On Folding Calabi-Yau Diagrams in M-theory Black Brane Scenarios
Adil Belhaj, Abderrahim Bouhouch
TL;DR
The paper develops a diagrammatic folding framework for tetra-quadric Calabi-Yau compactifications in M-theory to relate 5D black brane physics to simpler, lower-moduli-space compactifications. By encoding complete intersection data into CY diagrams and applying outer-automorphism foldings from groups such as Z2, Z2×Z2, Z3, and Z4, the authors derive mapped moduli and charge relations that reproduce known black hole and black string potentials on CP^1×CP^1×CP^2, CP^2×CP^2, CP^1×CP^3, and the CP^4 quintic.
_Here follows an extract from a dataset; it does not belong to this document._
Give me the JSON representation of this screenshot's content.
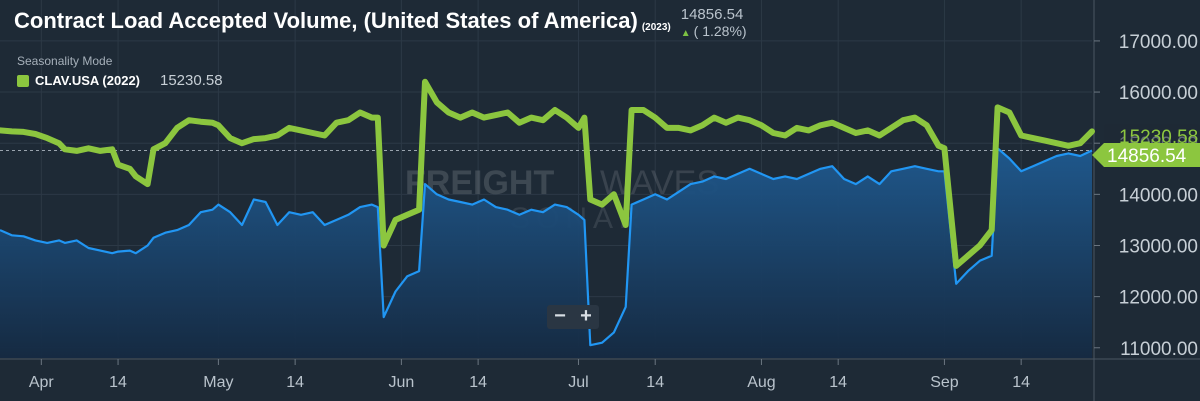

The approach yields explicit transformations of the Kähler moduli t_i and charges q_i (and similarly p_i) that implement the folding and reduce the effective potentials to established forms in the folded geometries. This provides a unified, graph-theoretic method to connect complex tetra-quadric vacua to well-understood lower-dimensional CY compactifications, with implications for stability analyses and model-building in 5D supergravity from M-theory.
Abstract
In this paper, we reconsider the study of five-dimensional supersymmetric black branes in the context of the M-theory compactification on a special Calabi-Yau manifold called tetra-quadric, being realized as complete intersections of homogenous polynomials in the projective space $ \mathbb{CP}^{1}\times\mathbb{CP}^{1}\times\mathbb{CP}^{1}\times\mathbb{CP}^{1}$. Combining colored graph theory and outer-automorphism group action techniques, we approach the tetra-quadric Calabi-Yau diagram leading to new features. Using a procedure referred to as folding, we show that M-theory black branes on the tetra-quadric Calabi-Yau manifold can be reduced to known compactifications with lower dimensional Kähler moduli spaces.